L’allocation initiale d’un quota confère une richesse considérable à un nombre de titulaires restreints et sélectionnés, car il s’agit au départ d’une véritable manne. Le système à QIT transforme le permis de pêche en quota, quantité acquise et monnayable de poissons. Comme on peut s’y attendre, le propriétaire du quota devient généralement un partisan acharné de son droit de pêche, une fois celui‑ci instauré. Pour les générations subséquentes de petits pêcheurs aspirant à épargner suffisamment pour acheter un bateau ou devenir propriétaires-exploitants, le prix élevé d’un quota devient un obstacle financier à l’entrée dans la pêche. Le nouveau venu s’endette pour acquérir un quota et doit rembourser sa dette par ses prises. Certains sont en mesure de louer le quota d’un « pêcheur de salon », qui profite de la pêche sans travailler lui-même ni assumer le risque de dommage à la propriété ou de blessures personnelles. En théorie, le QIT est censé réduire le coût global de la pêche et la surcapacité d’une flottille; en pratique, la somme totale investie dans la flottille augmente à cause du prix croissant des quotas.

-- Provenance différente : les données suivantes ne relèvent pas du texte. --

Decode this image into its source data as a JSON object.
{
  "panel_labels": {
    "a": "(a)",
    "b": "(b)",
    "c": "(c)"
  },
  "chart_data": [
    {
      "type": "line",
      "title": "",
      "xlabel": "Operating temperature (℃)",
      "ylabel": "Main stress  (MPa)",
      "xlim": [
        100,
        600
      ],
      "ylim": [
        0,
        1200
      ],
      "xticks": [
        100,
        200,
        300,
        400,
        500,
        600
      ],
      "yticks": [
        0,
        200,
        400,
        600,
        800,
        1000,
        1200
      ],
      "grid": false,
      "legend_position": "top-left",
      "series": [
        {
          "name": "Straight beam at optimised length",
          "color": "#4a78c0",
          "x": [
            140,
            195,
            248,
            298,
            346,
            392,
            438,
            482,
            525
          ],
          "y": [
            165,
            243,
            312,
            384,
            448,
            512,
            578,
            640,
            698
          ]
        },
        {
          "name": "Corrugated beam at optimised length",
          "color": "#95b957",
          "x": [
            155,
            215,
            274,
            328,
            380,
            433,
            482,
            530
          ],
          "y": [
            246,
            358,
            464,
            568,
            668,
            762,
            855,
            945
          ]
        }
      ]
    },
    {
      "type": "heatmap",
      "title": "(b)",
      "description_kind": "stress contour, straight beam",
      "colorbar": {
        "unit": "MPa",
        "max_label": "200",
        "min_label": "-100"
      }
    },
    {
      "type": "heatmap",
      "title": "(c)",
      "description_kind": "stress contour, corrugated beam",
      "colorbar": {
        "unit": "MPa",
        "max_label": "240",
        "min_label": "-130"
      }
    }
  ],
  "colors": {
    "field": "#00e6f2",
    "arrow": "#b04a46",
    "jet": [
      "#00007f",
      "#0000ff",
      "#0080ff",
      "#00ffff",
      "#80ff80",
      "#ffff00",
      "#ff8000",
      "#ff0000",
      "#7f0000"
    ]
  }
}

Le passage au QIT favorise invariablement ceux qui sont en mesure d’acheter une plus grande part de la pêche, comme les compagnies et les riches investisseurs. Les propriétaires de quotas peuvent vendre à des personnes qui délocalisent ensuite leur base d’opération (et la concentre dans les villes). Cette redistribution géographique déplace les travailleurs et sème le chaos dans les petites localités dépendantes de la pêche commerciale et de ses retombées économiques. La manne des quotas peut également diviser les communautés entre ceux qui en ont et ceux qui n’en n’ont pas([45]). Avec moins d’individus capables de se payer l’accès à la pêche, la « privatisation » devient dans les faits une « corporatisation ». Certes, on peut plafonner les quotas pour empêcher une accumulation excessive; quant au contrôle réel d’un quota donné, c’est une toute autre affaire([46]).
Tout cela interpelle la politique. Faut-il limiter d’une façon quelconque la richesse considérable créée par les permis à quota? Doit-elle être partagée d’une certaine façon avec d’autres pêcheurs? Doit-elle profiter à l’État fédéral sous forme de « rente sur la ressource » en échange du privilège exclusif de captures?

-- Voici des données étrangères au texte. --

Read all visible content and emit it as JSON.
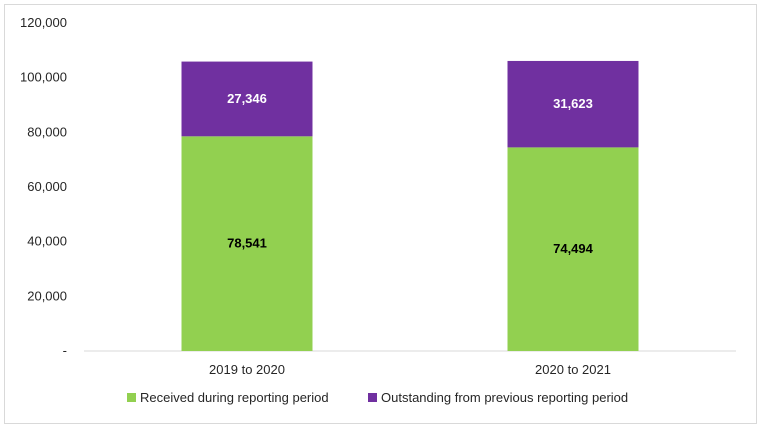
{
  "chart_data": {
    "type": "bar",
    "stacked": true,
    "title": "",
    "xlabel": "",
    "ylabel": "",
    "categories": [
      "2019 to 2020",
      "2020 to 2021"
    ],
    "series": [
      {
        "name": "Received during reporting period",
        "values": [
          78541,
          74494
        ],
        "color": "#92d050",
        "label_color": "#000000"
      },
      {
        "name": "Outstanding from previous reporting period",
        "values": [
          27346,
          31623
        ],
        "color": "#7030a0",
        "label_color": "#ffffff"
      }
    ],
    "value_labels": [
      [
        "78,541",
        "74,494"
      ],
      [
        "27,346",
        "31,623"
      ]
    ],
    "ylim": [
      0,
      120000
    ],
    "yticks": [
      0,
      20000,
      40000,
      60000,
      80000,
      100000,
      120000
    ],
    "ytick_labels": [
      "-",
      "20,000",
      "40,000",
      "60,000",
      "80,000",
      "100,000",
      "120,000"
    ],
    "grid": false,
    "legend_position": "bottom"
  }
}
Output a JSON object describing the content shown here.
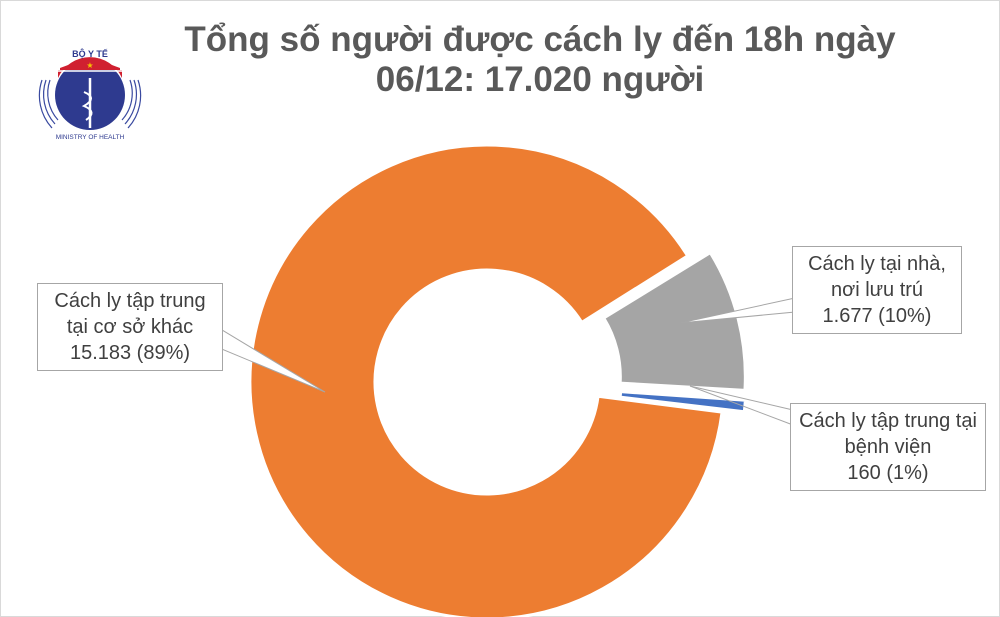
{
  "header": {
    "title_line1": "Tổng số người được cách ly đến 18h ngày",
    "title_line2": "06/12: 17.020 người",
    "logo_text_top": "BỘ Y TẾ",
    "logo_text_bottom": "MINISTRY OF HEALTH"
  },
  "chart_data": {
    "type": "doughnut",
    "title": "Tổng số người được cách ly đến 18h ngày 06/12: 17.020 người",
    "total": 17020,
    "first_slice_angle_deg": 97,
    "slices": [
      {
        "name": "Cách ly tập trung tại cơ sở khác",
        "value": 15183,
        "percent": 89,
        "color": "#ed7d31",
        "exploded": false,
        "label_lines": [
          "Cách ly tập trung",
          "tại cơ sở khác",
          "15.183 (89%)"
        ]
      },
      {
        "name": "Cách ly tại nhà, nơi lưu trú",
        "value": 1677,
        "percent": 10,
        "color": "#a5a5a5",
        "exploded": true,
        "label_lines": [
          "Cách ly tại nhà,",
          "nơi lưu trú",
          "1.677 (10%)"
        ]
      },
      {
        "name": "Cách ly tập trung tại bệnh viện",
        "value": 160,
        "percent": 1,
        "color": "#4472c4",
        "exploded": true,
        "label_lines": [
          "Cách ly tập trung tại",
          "bệnh viện",
          "160 (1%)"
        ]
      }
    ]
  }
}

C. Tendances dans les pêches côtières de l’Atlantique
Ces intervenants nous ont
également dit que le premier changement qui les préoccupait était l’atteinte
d’une stabilité, car sans la stabilité dans l’accès et l’allocation, il
était inutile de mettre en œuvre des changements d’envergure. – L’hon. Geoff
Regan, ministre des pêches et des océans, notes pour un discours,
stabilisation des ententes de partage des plans de gestion visant les pêches
de la côte est, 10 mars 2005
La politique précédente avait divisé les zones côtières, voilà qu’elles renaissent de leurs cendres. Pourquoi? Parce que les poissons ne mangent plus les petits homards, les crabes et les crevettes […] – Daniel MacInnes, département de sociologie, Université St. Francis Xavier, Délibérations du Comité, 10 février 2005
Nous venons témoigner et nous espérons que vous comprendrez que c’est très important pour les régions, on ne parle pas que de la Gaspésie, mais de l’ensemble des collectivités autour du golfe Saint-Laurent. C’est cinq provinces. C’est tout ce qu’il nous reste. S’il vous plaît, gardez-nous en un peu. – O’Neil Cloutier, directeur de l’Alliance des pêcheurs professionnels du Québec, Délibérations du Comité, 24 février 2005
Nous venons de terminer une étude sectorielle […] Il s’agit d’une analyse du secteur des pêches la plus à jour au Canada. Un des principaux points qui ressortent de cette étude est que les collectivités côtières éprouvent d’énormes difficultés. – Sandy Siegel, secrétaire exécutif, Union des pêcheurs des Maritimes, Délibérations du Comité, 24 février 2005
Comme on pouvait le prévoir, une politique économique cherchant exclusivement des solutions capitalistes a causé des torts aux dimensions écologiques et sociales des pêches canadiennes et entraîné des coûts substantiels. On a qu’à voir les résultats dans les pêches de l’Atlantique. – Parzival Copes, Some Critical Considerations for Policy and Management in Canada’s Atlantic Fisheries, 31 mai 2001
En 1977, quand le Canada a étendu sa zone économique exclusive de 12 à 200 milles marins, on a anticipé un boom économique dans les pêches. Les banques ont offert des prêts aux pêcheurs et aux transformateurs pour qu’ils agrandissent leurs opérations. L’État a accordé des subventions pour l’achat de nouveaux bateaux, l’expansion des usines de transformation et la construction de nouvelles usines. Le déplacement graduel prévu de la flotte étrangère était vu comme une occasion particulièrement bonne de développer au Canada la pêche hauturière au chalut pour le poisson de fond, puis pour les grandes espèces de l’Atlantique([47]). Avant l’imposition d’un moratoire sur la pêche, trois compagnies verticalement intégrées se sont vu accorder plus de la moitié du poisson de fond pélagique, le reste étant réservé aux pêcheurs côtiers, qui ont également reçu un accès presque exclusif au homard, au crabe et au pétoncle, espèces beaucoup moins précieuses à l’époque qu’aujourd’hui. Afin de promouvoir le « rendement économique » et de permettre une capture « plus ordonnée », le ministère a créé un système à QI appelé allocation d’entreprise (AE) pour la pêche au poisson de fond pélagique au début des années 1980([48]).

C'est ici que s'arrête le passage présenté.